No dia 29 de setembro, a delegação brasileira informou ao Comitê da ONU que “melhorar a saúde sexual e reprodutiva” das mulheres brasileiras era uma “das principais prioridades do Ministério da Saúde” e que “o Ministério estava criando medidas para melhorar o acesso à contracepção e ao aborto legal”, para “lidar com o preconceito enfrentado pelas mulheres que se submetem ao aborto”. 

“Como parte de seu compromisso de estabelecer um atendimento de saúde abrangente e baseado em direitos para as mulheres”, lembrou ao Comitê que, “o Brasil abandonou a Declaração do Consenso de Genebra sobre a Promoção da Saúde da Mulher e o Fortalecimento da Família”, no dia 17 de janeiro deste ano, primeiro mês do governo do presidente Luiz Inácio Lula da Silva.

Mas a delegação foi sabatinada e cobrada por uma das integrantes do Comitê, Julieta Rossi sobre “quais medidas” o Brasil estaria “tomando para garantir o acesso efetivo ao aborto seguro e não punível, particularmente para as mulheres pobres e negras”.

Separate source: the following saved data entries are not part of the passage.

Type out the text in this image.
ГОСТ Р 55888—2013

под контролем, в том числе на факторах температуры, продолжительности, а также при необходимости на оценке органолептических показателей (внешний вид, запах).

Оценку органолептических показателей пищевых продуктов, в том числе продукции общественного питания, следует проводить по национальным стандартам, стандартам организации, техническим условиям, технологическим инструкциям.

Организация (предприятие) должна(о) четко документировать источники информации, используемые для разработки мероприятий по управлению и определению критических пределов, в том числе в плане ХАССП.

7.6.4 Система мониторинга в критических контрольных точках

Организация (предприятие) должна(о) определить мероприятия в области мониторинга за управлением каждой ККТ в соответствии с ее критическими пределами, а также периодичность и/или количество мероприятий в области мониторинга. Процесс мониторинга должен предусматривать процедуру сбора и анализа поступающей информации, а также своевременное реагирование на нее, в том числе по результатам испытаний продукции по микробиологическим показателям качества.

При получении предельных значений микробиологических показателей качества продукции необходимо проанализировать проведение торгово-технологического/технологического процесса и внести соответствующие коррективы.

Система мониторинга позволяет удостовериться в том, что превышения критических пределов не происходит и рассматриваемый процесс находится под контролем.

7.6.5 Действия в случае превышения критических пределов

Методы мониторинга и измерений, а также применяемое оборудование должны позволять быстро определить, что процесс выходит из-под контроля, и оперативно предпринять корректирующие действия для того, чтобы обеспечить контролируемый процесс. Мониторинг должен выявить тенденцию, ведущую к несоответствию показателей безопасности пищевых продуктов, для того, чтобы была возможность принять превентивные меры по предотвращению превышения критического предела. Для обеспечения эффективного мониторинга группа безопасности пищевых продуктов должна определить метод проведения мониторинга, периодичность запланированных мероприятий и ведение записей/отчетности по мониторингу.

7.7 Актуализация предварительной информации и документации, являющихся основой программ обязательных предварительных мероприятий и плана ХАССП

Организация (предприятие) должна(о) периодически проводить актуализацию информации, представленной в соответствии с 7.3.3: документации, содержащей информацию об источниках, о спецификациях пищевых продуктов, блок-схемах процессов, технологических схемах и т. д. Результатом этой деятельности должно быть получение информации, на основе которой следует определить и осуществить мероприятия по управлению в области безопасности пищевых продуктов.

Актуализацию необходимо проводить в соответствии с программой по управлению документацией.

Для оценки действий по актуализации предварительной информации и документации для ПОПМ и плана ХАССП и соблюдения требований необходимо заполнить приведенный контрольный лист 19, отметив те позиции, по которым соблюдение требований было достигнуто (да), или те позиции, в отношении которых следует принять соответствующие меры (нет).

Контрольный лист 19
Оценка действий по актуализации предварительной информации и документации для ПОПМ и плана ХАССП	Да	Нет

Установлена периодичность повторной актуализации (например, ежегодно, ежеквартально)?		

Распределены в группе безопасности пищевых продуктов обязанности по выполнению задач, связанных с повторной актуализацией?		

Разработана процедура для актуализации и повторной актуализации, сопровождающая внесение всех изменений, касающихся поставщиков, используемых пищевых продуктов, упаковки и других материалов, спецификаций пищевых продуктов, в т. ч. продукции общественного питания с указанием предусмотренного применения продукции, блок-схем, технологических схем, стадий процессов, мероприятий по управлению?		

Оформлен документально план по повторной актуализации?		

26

Rossi também perguntou se o país estava “realizando medidas” para “garantir que as mulheres, inclusive aquelas que realizaram seus próprios abortos, tivessem acesso a serviços pós-aborto sem discriminação e não fossem submetidas a abuso ou perseguição”. E se “alguma medida legislativa específica havia sido tomada para descriminalizar o aborto” e se o Brasil “planejava alterar as legislações existentes que restringiam o acesso a medicamentos para o aborto seguro, incluindo misoprostol e mifepristone”, que segundo ela, é “um dos métodos mais importantes e seguros para interromper a gestação em todo o mundo”.

Ainda durante a sabatina, a delegação brasileira disse ao Comitê da ONU que “o aborto era uma questão particularmente polarizadora no Brasil”. E “em setembro de 2023, uma ação questionando a constitucionalidade da legislação penal sobre o aborto foi apresentada ao Supremo Tribunal Federal a pedido de sua presidente, que se declarou a favor da descriminalização dos abortos realizados nas primeiras 12 semanas de gravidez”.

“Ao anunciar a ação, ela declarou que a legislação atual violava os direitos das mulheres à liberdade, incluindo a liberdade reprodutiva, a autodeterminação, a intimidade e a dignidade. Projetos de lei sobre a descriminalização do aborto também estavam sendo debatidos no Congresso”, declarou a delegação;

A ação ao qual foi referida pelos representantes do governo brasileiro é a Arguição de Descumprimento de Preceito Fundamental (ADPF) 442, requerida pelo Partido Socialismo e Liberdade (PSOL) em março de 2017, no STF. Seu julgamento ocorreu no dia 22 de setembro, no plenário virtual do Supremo com o voto favorável da ex-presidente do STF e relatora da ação, ministra Rosa Weber, mas foi suspenso com um pedido de destaque do atual presidente do STF, ministro Luís Roberto Barroso, sem nova data para o julgamento.

Barroso declarou ao jornal Folha de S. Paulo, no dia 6 de outubro, que “não há nenhuma previsão para marcar o julgamento sobre a descriminalização do aborto até o terceiro mês de gestação”, pois “esse é um tema que ainda precisa de mais debate na sociedade”.